In the face of this government’s transparent hostility to our locally elected institutions, Quebec Anglophones must realize that this is indeed a time for action. Only a very clear signal of dissatisfaction and alarm from the educational community, the churches and the public will interrupt this government’ plans to obtain complete control over education in this province.
School boards must begin to challenge provincial legislation that will pre-judicially affect their rights and freedoms under the Canadian Constitution.
Heavily restricted
The operations of our boards are already heavily restricted by the administrative directives of the Ministry of Education. We no longer levy taxes nor entirely control our own budgets. We no longer set the curriculum for our own schools. We can’t even issue graduation certificates at the local level. We have been relegated to rubber-stamping government policies that often reduce the effectiveness of our services.
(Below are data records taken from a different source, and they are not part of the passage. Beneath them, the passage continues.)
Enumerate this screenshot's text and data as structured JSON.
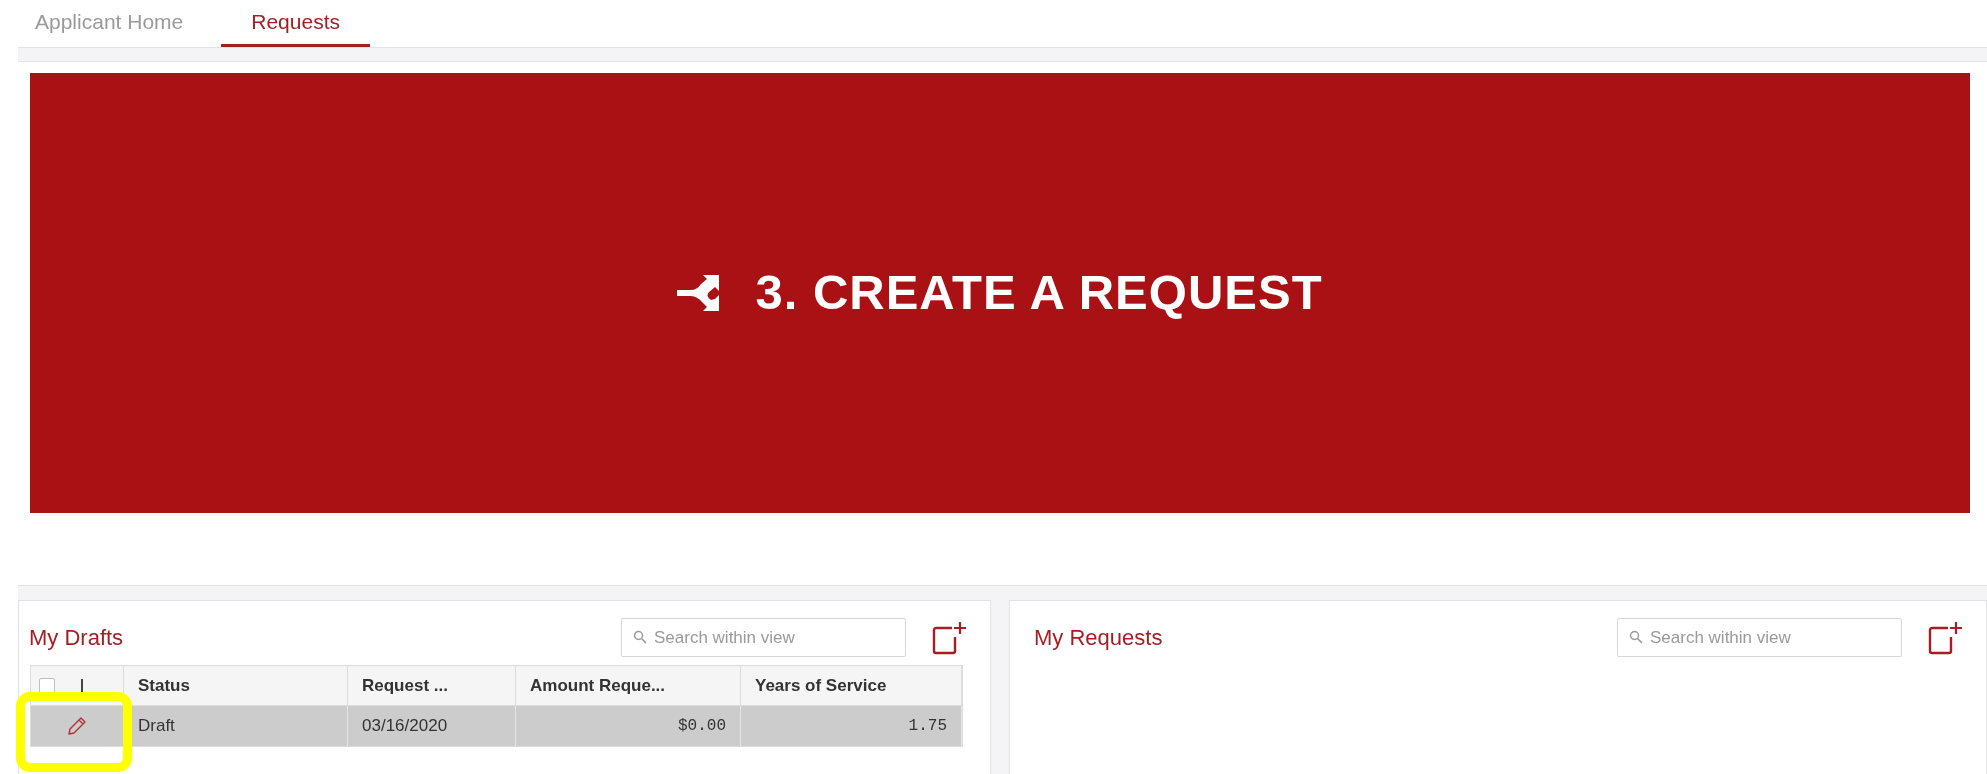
{
  "tabs": [
    {
      "label": "Applicant Home",
      "selected": false
    },
    {
      "label": "Requests",
      "selected": true
    }
  ],
  "banner": {
    "title": "3. CREATE A REQUEST"
  },
  "panels": [
    {
      "title": "My Drafts",
      "search": {
        "placeholder": "Search within view"
      },
      "table": {
        "header_checkbox": {
          "checked": false
        },
        "columns": [
          "Status",
          "Request ...",
          "Amount Reque...",
          "Years of Service"
        ],
        "rows": [
          {
            "selected": true,
            "cells": [
              "Draft",
              "03/16/2020",
              "$0.00",
              "1.75"
            ]
          }
        ]
      }
    },
    {
      "title": "My Requests",
      "search": {
        "placeholder": "Search within view"
      }
    }
  ]
}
Consequently, we must make a clear and unequivocal effort to roll back the waves of provincial legislation that have progressively removed our power to make decisions in the best interests of our communities.
But most importantly, parents and citizens must recognize that the right to elect their own school boards and hold their local education commissioners accountable on election days is the only real means they have to maintain an effective education system that they can continue to call their own.
Mr. Brooks was elected to the Lakeshore School Board in June, 1980 and is now serving as Chairman of the Board’s community Relations Committee.